You might assume Mexico is where you'll find the biggest and boldest Cinco de Mayo celebrations. While Puebla observes it as a national holiday with colourful parades, it's also a huge deal in the United States with street festivals and parties and parades galore. So, why is Cinco de Mayo so big in the States? As well as commemorating the soldiers who fought in the Battle of Puebla, Mexican Americans started observing Cinco de Mayo in California in the 1860s to commemorate the acts of resistance and the resilience of Mexican people in the Mexican-American War. Over the years, it has become an all-encompassing celebration of Mexican culture.
How is Cinco de Mayo celebrated?
Expect vibrant parades, delicious smells of sizzling tacos and quesadillas wafting through the streets and plenty of tequila-inspired cocktails to quench your thirst. You might also get to watch traditional sport and entertainment like lucha libre (Mexican wrestling) or a grito contest where people take turns to shout loudly for as long as they can to honour the shouting that was said to have started the Mexican Revolution in 1810. The streets come alive with colourful decor, mariachi music and dancers swathed in full length, rippled skirts that twirl into the air as their partner spins them around. It's safe to say the energy on Cinco de Mayo is addictive.
Where to celebrate Cinco de Mayo 2022
The best place to celebrate Cinco de Mayo is in Puebla, Mexico where the historic battle took place. You'll get to experience an intense reenactment of the Battle of Puebla, followed by a lively parade featuring floats, mariachi bands and dancers, and street parties brimming with delicious food, dancing and more music (it never stops, really!).
If you're staying in the United States, you'll find the best fiestas near the Mexican border in places like San Francisco and San Diego, or cities that have big Mexican and Mexican-American populations like Chicago, Denver, Portland and St. Paul. If you want to go all out, get yourself down to Los Angeles for Fiesta Broadway, the biggest Cinco de Mayo celebration in the world.
Highlights of Cinco de Mayo
Eat delicious Mexican food
One of the best ways to experience Cinco de Mayo is through your tastebuds. Allow the smell of freshly cooked tortillas and sizzling meat to guide you to local food vendors cooking up a storm of Mexican street food. Tuck into crowd-pleasing favourites like fish tacos loaded with crunchy slaw or barbequed corn slathered with grated cheese and sour cream.
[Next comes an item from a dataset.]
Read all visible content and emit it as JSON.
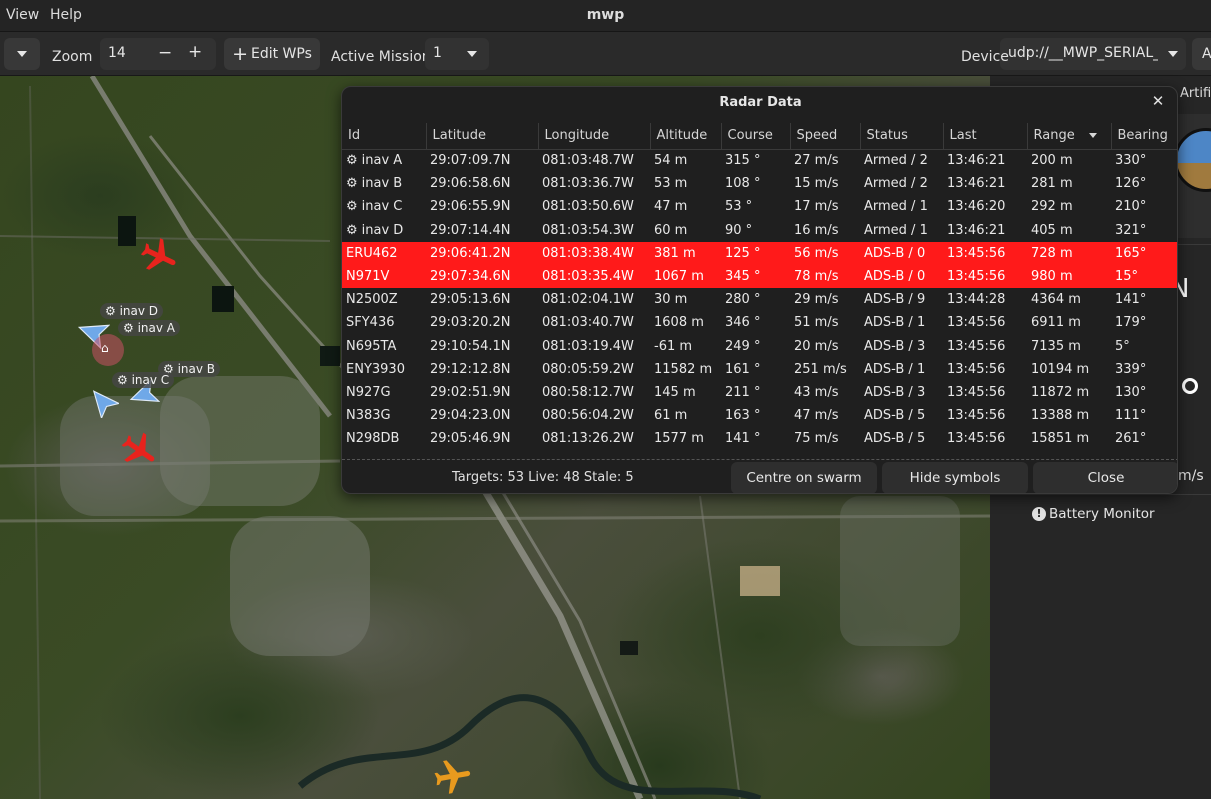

Or feast on traditional Cinco de Mayo dishes like tamales (corn-based dough stuffed with meat, beans and cheese) or molé poblano (a thick savoury sauce made with chocolate, chilli and spices which is poured over chicken or pork).
Dance to mariachi
Forget walking—a mariachi band will have you shimmying and shaking your hips down a street parade in no time. Donning traditional three-piece charro suits with embroidered bowties, sombreros and boots, a mariachi band consists of a guitar, violin, vihuela, trumpet, guitarron and vocalist. They play traditional Mexican folk songs about love, heartbreak, death, heroes and politics, and even if you don't understand the Spanish lyrics, you'll be captivated by the melodic sounds and electrifying energy of the band. When the sun goes down, swap the mariachi for meringue, salsa and Latin.
What lucha libre fighters battle it out
Lucha libre is a traditional style of Mexican wrestling, but let's just say it's not your average wrestling game. It follows a storyline – usually the goodies vs the baddies – and each luchadore (wrestler) takes on a different persona. The luchadores bounce into the ring wearing máscaras (masks) and skin-tight sequined outfits, and they'll get you cheering and heckling at the opposition in no time. To win a match, a wrestler performs a range of dramatic moves to get their opponent disqualified, knock them out of the ring for twenty, force submission or pin them down for a count of three. Expect it to be a rowdy affair!
Watch traditional folklórico performers
Dressed in cowboy suits and brightly coloured costumes that twirl and swoosh into the air with every twist and turn, it's hard to miss the dancers at a Cinco de Mayo parade. Watch and listen as they perform different types of traditional ballet folklórico (folk dance of the people) and stomp their heels onto the ground. Some of the most popular dances you might see include Jarabe Tapatio (the Mexican hat dance), Son Jarocho and the Concheros. After getting in the party spirit, you may even fancy joining in and learning how to do a folk dance!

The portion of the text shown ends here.